Six N.J. Green Schools Granted More Than $15,000

CHERRY HILL, N.J. — A number of schools across the nation, including six in Cherry Hill, N.J., have received sustainability grant funding through the 2015 Recyclebank Green Schools Program, helping make their innovative eco projects a reality. The program, which encourages and rewards everyday steps toward sustainability, is supported by a partnership with sustainable paper company Domtar.

Each year, the Recyclebank Green Schools Program awards grants of up to $2,500 per school to support unique environmental projects. The six Cherry Hill schools were selected after completing several interactive features on the Recyclebank website. These six schools include Henry C. Beck Middle School, Clara Barton Elementary School, Bret Harte Elementary School, Cherry Hill High School East, J. F. Cooper Elementary School and Joyce Kilmer Elementary School.

Recyclebank, a company who has encouraged environmental sustainability since 2007, rewards users for taking everyday green actions with discounts and deals from local and national businesses. Local residents can convert their Recyclebank Rewards points into dollars to support both the project and school of their choice. This year 38 schools participated in the program, amassing 17,258 points.

The resulting grants totaled $15,162.06 after Domtar provided an additional match grant of $500 per school, according to Through Domtar’s collaboration with the initiative, this year the Green Schools Program added four new prizing sub-categories: Garden and Water, Recycling and Waste Reduction, Art and Sculpture, and Sustainable and Creative Paper Usage.

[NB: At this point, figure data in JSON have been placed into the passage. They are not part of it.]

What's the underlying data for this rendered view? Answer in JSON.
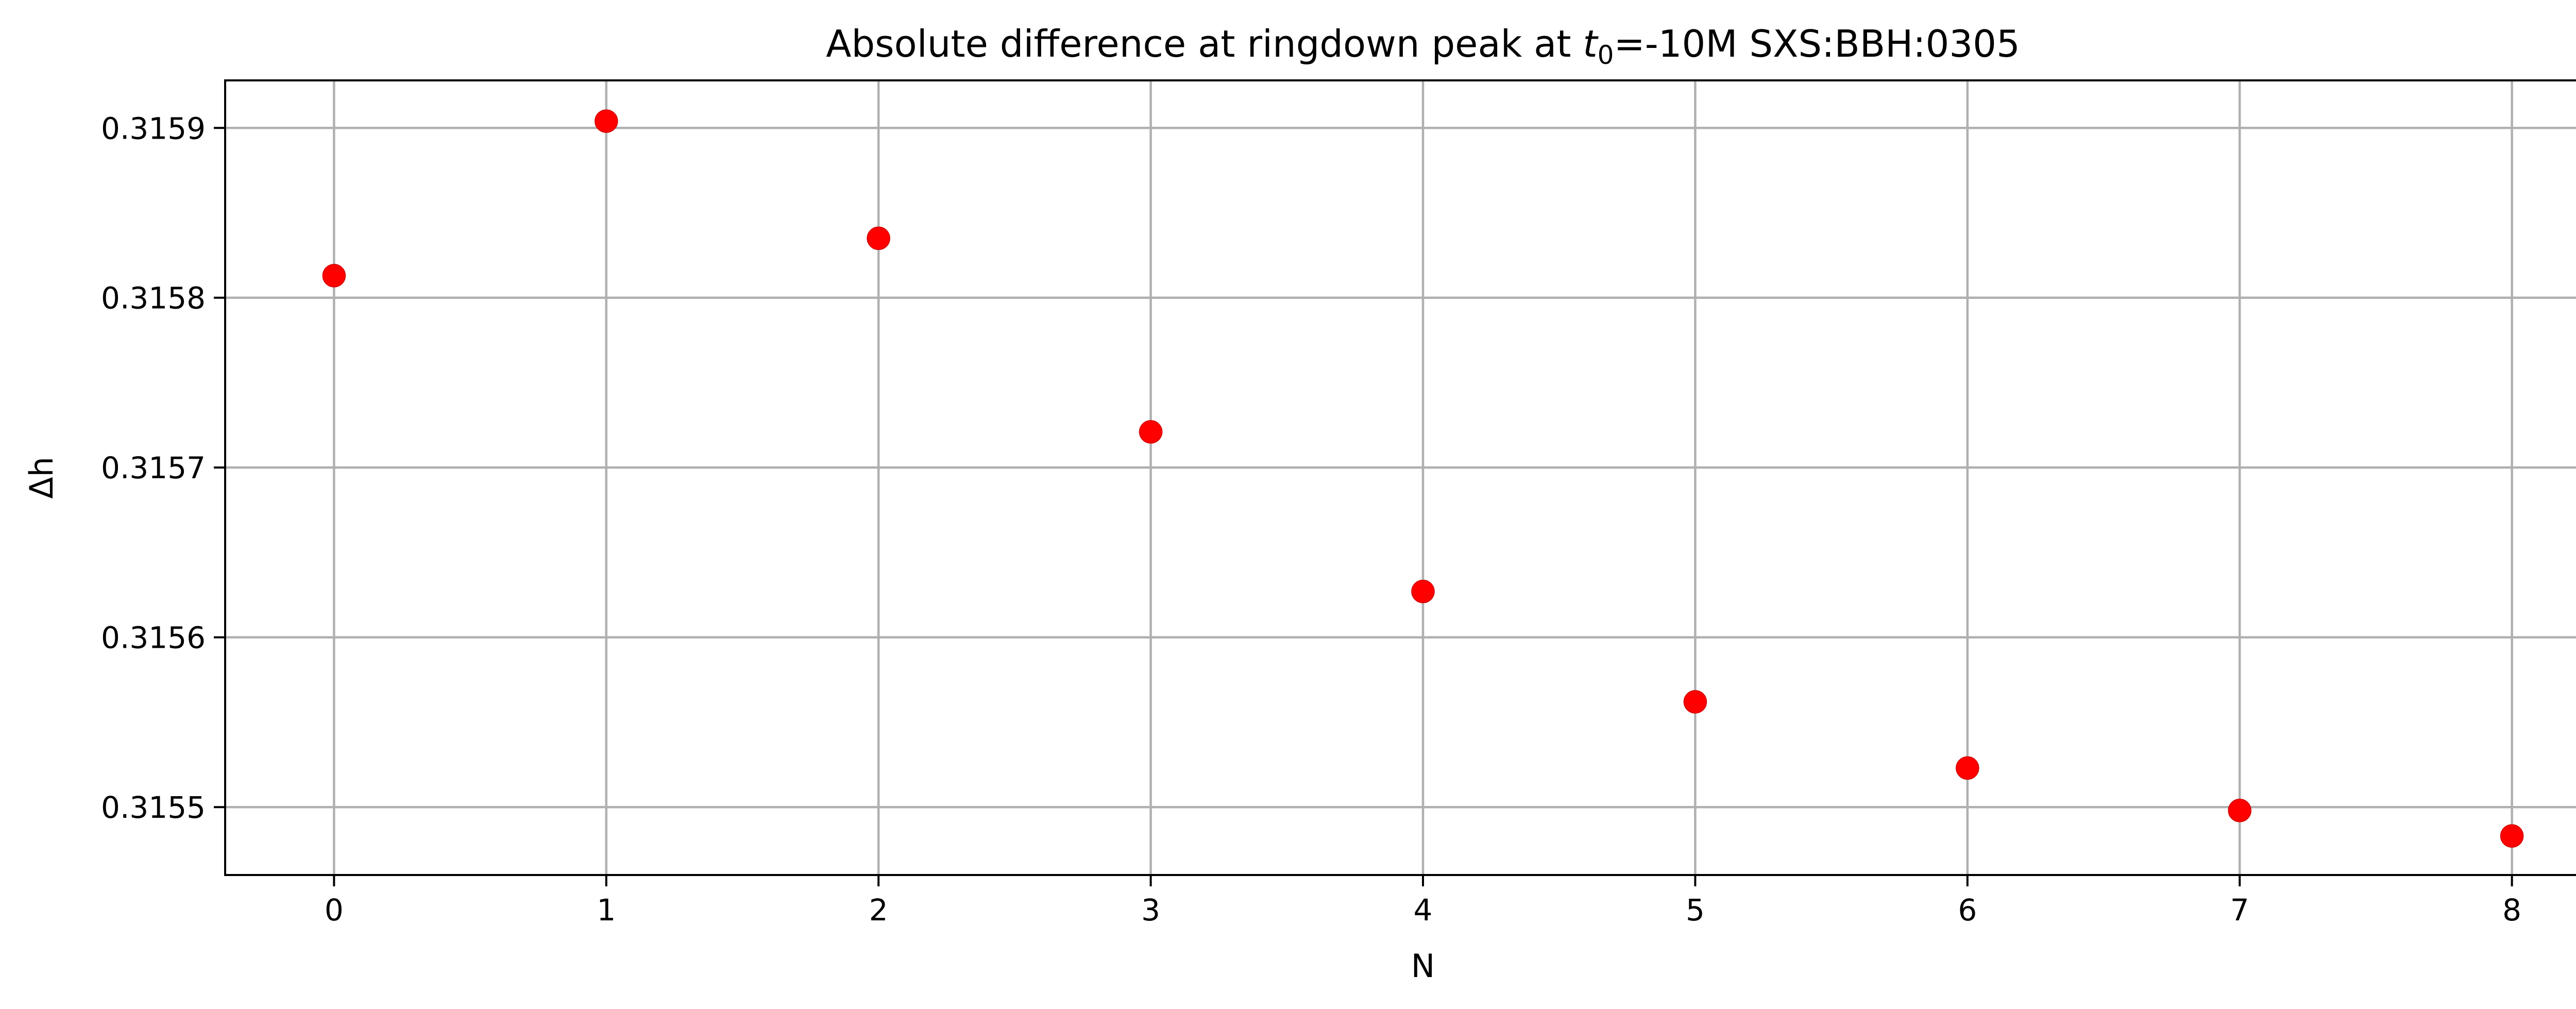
{
  "chart_data": {
    "type": "scatter",
    "title": {
      "prefix": "Absolute difference at ringdown peak at ",
      "var": "t",
      "sub": "0",
      "suffix": "=-10M SXS:BBH:0305"
    },
    "xlabel": "N",
    "ylabel": "Δh",
    "x": [
      0,
      1,
      2,
      3,
      4,
      5,
      6,
      7,
      8
    ],
    "y": [
      0.315813,
      0.315904,
      0.315835,
      0.315721,
      0.315627,
      0.315562,
      0.315523,
      0.315498,
      0.315483
    ],
    "xlim": [
      -0.4,
      8.4
    ],
    "ylim": [
      0.31546,
      0.315928
    ],
    "xticks": [
      0,
      1,
      2,
      3,
      4,
      5,
      6,
      7,
      8
    ],
    "xtick_labels": [
      "0",
      "1",
      "2",
      "3",
      "4",
      "5",
      "6",
      "7",
      "8"
    ],
    "yticks": [
      0.3155,
      0.3156,
      0.3157,
      0.3158,
      0.3159
    ],
    "ytick_labels": [
      "0.3155",
      "0.3156",
      "0.3157",
      "0.3158",
      "0.3159"
    ],
    "grid": true,
    "marker_color": "#ff0000"
  }
}
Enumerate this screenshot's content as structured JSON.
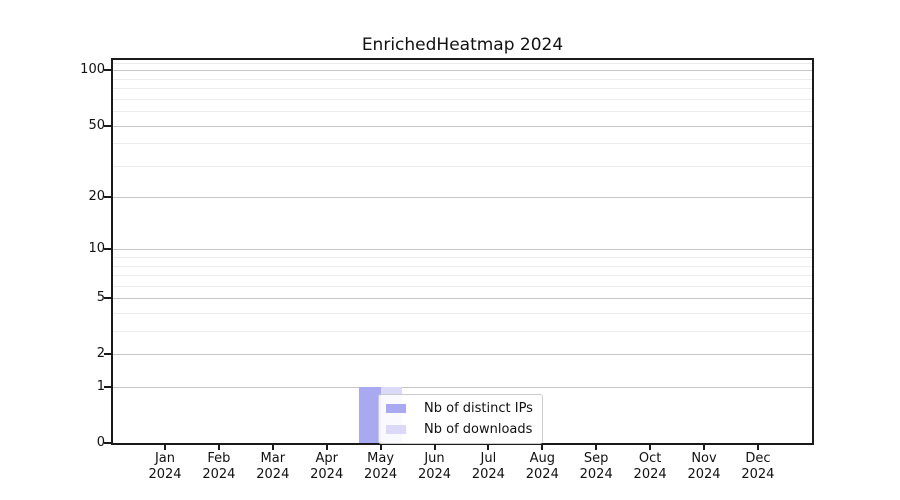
{
  "chart_data": {
    "type": "bar",
    "title": "EnrichedHeatmap 2024",
    "x_months": [
      "Jan",
      "Feb",
      "Mar",
      "Apr",
      "May",
      "Jun",
      "Jul",
      "Aug",
      "Sep",
      "Oct",
      "Nov",
      "Dec"
    ],
    "x_year": "2024",
    "series": [
      {
        "name": "Nb of distinct IPs",
        "color": "#a9a9f1",
        "values": [
          0,
          0,
          0,
          0,
          1,
          0,
          0,
          0,
          0,
          0,
          0,
          0
        ]
      },
      {
        "name": "Nb of downloads",
        "color": "#dadaf8",
        "values": [
          0,
          0,
          0,
          0,
          1,
          0,
          0,
          0,
          0,
          0,
          0,
          0
        ]
      }
    ],
    "y_scale": "log1p",
    "ylim": [
      0,
      114
    ],
    "y_major_ticks": [
      0,
      1,
      2,
      5,
      10,
      20,
      50,
      100
    ],
    "y_minor_gridlines": [
      3,
      4,
      6,
      7,
      8,
      9,
      30,
      40,
      60,
      70,
      80,
      90,
      110
    ],
    "grid": true,
    "legend_location": "inside-bottom-center"
  },
  "colors": {
    "background": "#ffffff",
    "spine": "#1a1a1a",
    "grid_major": "#c6c6c6",
    "grid_minor": "#ebebeb",
    "text": "#111111",
    "legend_border": "#cbcbcb"
  }
}
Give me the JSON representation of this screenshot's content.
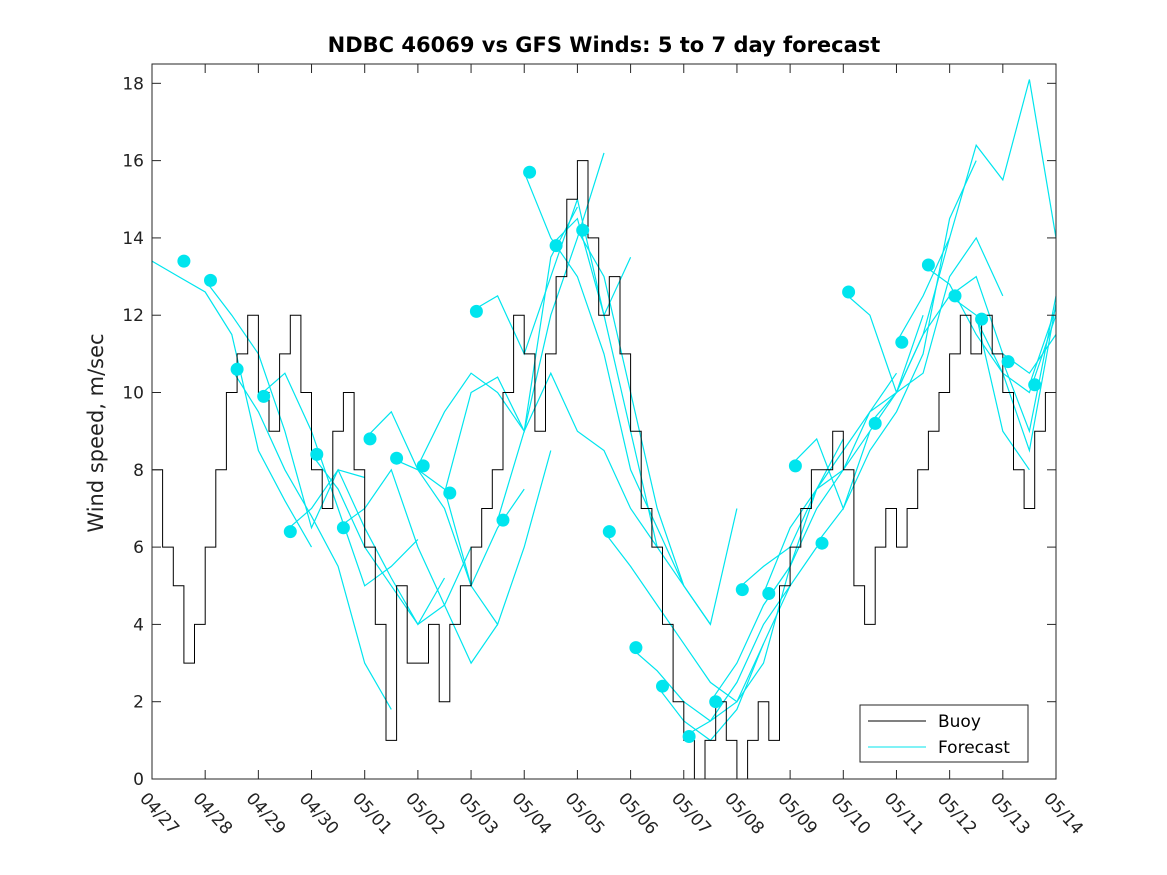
{
  "chart_data": {
    "type": "line",
    "title": "NDBC 46069 vs GFS Winds: 5 to 7 day forecast",
    "xlabel": "",
    "ylabel": "Wind speed, m/sec",
    "x_unit": "day",
    "xlim": [
      0,
      17
    ],
    "ylim": [
      0,
      18.5
    ],
    "x_ticks": [
      0,
      1,
      2,
      3,
      4,
      5,
      6,
      7,
      8,
      9,
      10,
      11,
      12,
      13,
      14,
      15,
      16,
      17
    ],
    "x_tick_labels": [
      "04/27",
      "04/28",
      "04/29",
      "04/30",
      "05/01",
      "05/02",
      "05/03",
      "05/04",
      "05/05",
      "05/06",
      "05/07",
      "05/08",
      "05/09",
      "05/10",
      "05/11",
      "05/12",
      "05/13",
      "05/14"
    ],
    "y_ticks": [
      0,
      2,
      4,
      6,
      8,
      10,
      12,
      14,
      16,
      18
    ],
    "y_tick_labels": [
      "0",
      "2",
      "4",
      "6",
      "8",
      "10",
      "12",
      "14",
      "16",
      "18"
    ],
    "grid": false,
    "legend": {
      "position": "bottom-right",
      "entries": [
        "Buoy",
        "Forecast"
      ]
    },
    "colors": {
      "buoy": "#000000",
      "forecast": "#00e5ee",
      "markers": "#00e5ee"
    },
    "buoy": {
      "name": "Buoy",
      "x": [
        0.0,
        0.2,
        0.4,
        0.6,
        0.8,
        1.0,
        1.2,
        1.4,
        1.6,
        1.8,
        2.0,
        2.2,
        2.4,
        2.6,
        2.8,
        3.0,
        3.2,
        3.4,
        3.6,
        3.8,
        4.0,
        4.2,
        4.4,
        4.6,
        4.8,
        5.0,
        5.2,
        5.4,
        5.6,
        5.8,
        6.0,
        6.2,
        6.4,
        6.6,
        6.8,
        7.0,
        7.2,
        7.4,
        7.6,
        7.8,
        8.0,
        8.2,
        8.4,
        8.6,
        8.8,
        9.0,
        9.2,
        9.4,
        9.6,
        9.8,
        10.0,
        10.2,
        10.4,
        10.6,
        10.8,
        11.0,
        11.2,
        11.4,
        11.6,
        11.8,
        12.0,
        12.2,
        12.4,
        12.6,
        12.8,
        13.0,
        13.2,
        13.4,
        13.6,
        13.8,
        14.0,
        14.2,
        14.4,
        14.6,
        14.8,
        15.0,
        15.2,
        15.4,
        15.6,
        15.8,
        16.0,
        16.2,
        16.4,
        16.6,
        16.8,
        17.0
      ],
      "y": [
        8,
        6,
        5,
        3,
        4,
        6,
        8,
        10,
        11,
        12,
        10,
        9,
        11,
        12,
        10,
        8,
        7,
        9,
        10,
        8,
        6,
        4,
        1,
        5,
        3,
        3,
        4,
        2,
        4,
        5,
        6,
        7,
        8,
        10,
        12,
        11,
        9,
        11,
        13,
        15,
        16,
        14,
        12,
        13,
        11,
        9,
        7,
        6,
        4,
        2,
        1,
        0,
        1,
        2,
        1,
        0,
        1,
        2,
        1,
        5,
        6,
        7,
        8,
        8,
        9,
        8,
        5,
        4,
        6,
        7,
        6,
        7,
        8,
        9,
        10,
        11,
        12,
        11,
        12,
        11,
        10,
        8,
        7,
        9,
        10,
        11
      ]
    },
    "forecast_series": [
      {
        "x": [
          0.0,
          0.5,
          1.0,
          1.5,
          2.0,
          2.5,
          3.0
        ],
        "y": [
          13.4,
          13.0,
          12.6,
          11.5,
          8.5,
          7.2,
          6.0
        ]
      },
      {
        "x": [
          1.0,
          1.5,
          2.0,
          2.5,
          3.0,
          3.5,
          4.0
        ],
        "y": [
          12.9,
          12.0,
          11.0,
          9.0,
          6.5,
          8.0,
          7.8
        ]
      },
      {
        "x": [
          1.5,
          2.0,
          2.5,
          3.0,
          3.5,
          4.0,
          4.5
        ],
        "y": [
          10.6,
          9.5,
          8.0,
          6.8,
          5.5,
          3.0,
          1.8
        ]
      },
      {
        "x": [
          2.0,
          2.5,
          3.0,
          3.5,
          4.0,
          4.5,
          5.0
        ],
        "y": [
          9.9,
          10.5,
          9.0,
          7.0,
          5.0,
          5.5,
          6.2
        ]
      },
      {
        "x": [
          2.5,
          3.0,
          3.5,
          4.0,
          4.5,
          5.0,
          5.5
        ],
        "y": [
          6.4,
          7.0,
          8.0,
          6.5,
          5.2,
          4.0,
          5.2
        ]
      },
      {
        "x": [
          3.0,
          3.5,
          4.0,
          4.5,
          5.0,
          5.5,
          6.0
        ],
        "y": [
          8.4,
          7.5,
          6.0,
          5.0,
          4.0,
          4.5,
          6.0
        ]
      },
      {
        "x": [
          3.5,
          4.0,
          4.5,
          5.0,
          5.5,
          6.0,
          6.5
        ],
        "y": [
          6.5,
          7.0,
          8.0,
          6.0,
          4.5,
          3.0,
          4.0
        ]
      },
      {
        "x": [
          4.0,
          4.5,
          5.0,
          5.5,
          6.0,
          6.5,
          7.0
        ],
        "y": [
          8.8,
          9.5,
          8.0,
          7.0,
          5.0,
          6.5,
          7.5
        ]
      },
      {
        "x": [
          4.5,
          5.0,
          5.5,
          6.0,
          6.5,
          7.0,
          7.5
        ],
        "y": [
          8.3,
          8.0,
          7.5,
          5.0,
          4.0,
          6.0,
          8.5
        ]
      },
      {
        "x": [
          5.0,
          5.5,
          6.0,
          6.5,
          7.0,
          7.5,
          8.0
        ],
        "y": [
          8.1,
          9.5,
          10.5,
          10.0,
          9.0,
          13.5,
          14.8
        ]
      },
      {
        "x": [
          5.5,
          6.0,
          6.5,
          7.0,
          7.5,
          8.0,
          8.5
        ],
        "y": [
          7.4,
          10.0,
          10.4,
          9.0,
          12.0,
          14.0,
          16.2
        ]
      },
      {
        "x": [
          6.0,
          6.5,
          7.0,
          7.5,
          8.0,
          8.5,
          9.0
        ],
        "y": [
          12.1,
          12.5,
          11.0,
          13.0,
          15.0,
          12.0,
          13.5
        ]
      },
      {
        "x": [
          6.5,
          7.0,
          7.5,
          8.0,
          8.5,
          9.0,
          9.5
        ],
        "y": [
          6.7,
          9.0,
          10.5,
          9.0,
          8.5,
          7.0,
          6.0
        ]
      },
      {
        "x": [
          7.0,
          7.5,
          8.0,
          8.5,
          9.0,
          9.5,
          10.0
        ],
        "y": [
          15.7,
          14.0,
          13.0,
          11.0,
          8.0,
          6.5,
          5.0
        ]
      },
      {
        "x": [
          7.5,
          8.0,
          8.5,
          9.0,
          9.5,
          10.0,
          10.5
        ],
        "y": [
          13.8,
          14.5,
          12.0,
          9.0,
          6.0,
          5.0,
          4.0
        ]
      },
      {
        "x": [
          8.0,
          8.5,
          9.0,
          9.5,
          10.0,
          10.5,
          11.0
        ],
        "y": [
          14.2,
          13.0,
          10.0,
          7.0,
          5.0,
          4.0,
          7.0
        ]
      },
      {
        "x": [
          8.5,
          9.0,
          9.5,
          10.0,
          10.5,
          11.0,
          11.5
        ],
        "y": [
          6.4,
          5.5,
          4.5,
          3.5,
          2.5,
          2.0,
          3.5
        ]
      },
      {
        "x": [
          9.0,
          9.5,
          10.0,
          10.5,
          11.0,
          11.5,
          12.0
        ],
        "y": [
          3.4,
          2.8,
          2.0,
          1.5,
          2.5,
          4.0,
          5.0
        ]
      },
      {
        "x": [
          9.5,
          10.0,
          10.5,
          11.0,
          11.5,
          12.0,
          12.5
        ],
        "y": [
          2.4,
          1.5,
          1.0,
          1.8,
          3.5,
          5.0,
          6.0
        ]
      },
      {
        "x": [
          10.0,
          10.5,
          11.0,
          11.5,
          12.0,
          12.5,
          13.0
        ],
        "y": [
          1.1,
          1.5,
          2.0,
          3.0,
          5.5,
          7.5,
          8.8
        ]
      },
      {
        "x": [
          10.5,
          11.0,
          11.5,
          12.0,
          12.5,
          13.0,
          13.5
        ],
        "y": [
          2.0,
          3.0,
          4.5,
          5.5,
          7.0,
          8.0,
          9.0
        ]
      },
      {
        "x": [
          11.0,
          11.5,
          12.0,
          12.5,
          13.0,
          13.5,
          14.0
        ],
        "y": [
          4.9,
          5.5,
          6.0,
          7.5,
          8.5,
          9.5,
          10.5
        ]
      },
      {
        "x": [
          11.5,
          12.0,
          12.5,
          13.0,
          13.5,
          14.0,
          14.5
        ],
        "y": [
          4.8,
          6.5,
          7.5,
          8.0,
          9.5,
          10.0,
          12.0
        ]
      },
      {
        "x": [
          12.0,
          12.5,
          13.0,
          13.5,
          14.0,
          14.5,
          15.0
        ],
        "y": [
          8.1,
          8.8,
          7.0,
          9.0,
          10.0,
          11.5,
          14.0
        ]
      },
      {
        "x": [
          12.5,
          13.0,
          13.5,
          14.0,
          14.5,
          15.0,
          15.5
        ],
        "y": [
          6.1,
          7.0,
          8.5,
          9.5,
          11.0,
          14.5,
          16.0
        ]
      },
      {
        "x": [
          13.0,
          13.5,
          14.0,
          14.5,
          15.0,
          15.5,
          16.0
        ],
        "y": [
          12.6,
          12.0,
          10.0,
          10.5,
          13.0,
          14.0,
          12.5
        ]
      },
      {
        "x": [
          13.5,
          14.0,
          14.5,
          15.0,
          15.5,
          16.0,
          16.5
        ],
        "y": [
          9.2,
          10.0,
          11.5,
          12.5,
          12.0,
          9.0,
          8.0
        ]
      },
      {
        "x": [
          14.0,
          14.5,
          15.0,
          15.5,
          16.0,
          16.5,
          17.0
        ],
        "y": [
          11.3,
          12.5,
          14.0,
          16.4,
          15.5,
          18.1,
          14.0
        ]
      },
      {
        "x": [
          14.5,
          15.0,
          15.5,
          16.0,
          16.5,
          17.0
        ],
        "y": [
          13.3,
          12.8,
          11.5,
          10.5,
          10.0,
          12.0
        ]
      },
      {
        "x": [
          15.0,
          15.5,
          16.0,
          16.5,
          17.0
        ],
        "y": [
          12.5,
          13.0,
          11.0,
          10.5,
          11.5
        ]
      },
      {
        "x": [
          15.5,
          16.0,
          16.5,
          17.0
        ],
        "y": [
          11.9,
          10.5,
          8.5,
          12.3
        ]
      },
      {
        "x": [
          16.0,
          16.5,
          17.0
        ],
        "y": [
          10.8,
          9.0,
          12.5
        ]
      },
      {
        "x": [
          16.5,
          17.0
        ],
        "y": [
          10.2,
          12.2
        ]
      }
    ],
    "markers": {
      "x": [
        0.6,
        1.1,
        1.6,
        2.1,
        2.6,
        3.1,
        3.6,
        4.1,
        4.6,
        5.1,
        5.6,
        6.1,
        6.6,
        7.1,
        7.6,
        8.1,
        8.6,
        9.1,
        9.6,
        10.1,
        10.6,
        11.1,
        11.6,
        12.1,
        12.6,
        13.1,
        13.6,
        14.1,
        14.6,
        15.1,
        15.6,
        16.1,
        16.6
      ],
      "y": [
        13.4,
        12.9,
        10.6,
        9.9,
        6.4,
        8.4,
        6.5,
        8.8,
        8.3,
        8.1,
        7.4,
        12.1,
        6.7,
        15.7,
        13.8,
        14.2,
        6.4,
        3.4,
        2.4,
        1.1,
        2.0,
        4.9,
        4.8,
        8.1,
        6.1,
        12.6,
        9.2,
        11.3,
        13.3,
        12.5,
        11.9,
        10.8,
        10.2
      ]
    }
  }
}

Domtar presented Cherry Hill’s Henry C. Beck Middle School with 40 cartons of Sustainable EarthChoice Paper for winning the top prize in the Art and Sculpture Category. In addition, Imagine Hill Avenue Environmental School of Toledo, Ohio was awarded the grand prize for the Most Innovative Project. Other winners include John Story Jenks Academy for the Arts and Sciences in Philadelphia (Garden and Water), North Allegheny School District in Pittsburgh (Recycling and Waste Reduction), and W.A. Meacham Middle School in Fort Worth, Texas (Sustainable and Creative Paper Usage).

In response to the grants, all winning schools have established innovative projects plans for the near future. For example, Cherry Hill East plans to use its funds to continue reduction of single-use disposable plastics. The school currently uses a water filtration system, which keeps track of how many plastics water bottles the school avoids sending to landfill. The Recyclebank Green Schools Program grant also will assist in maintaining this filtration system and in educating the school and community about the importance of using reusable containers, according to Cherry Hill Superintendent, Maureen Reusche, Ed. D.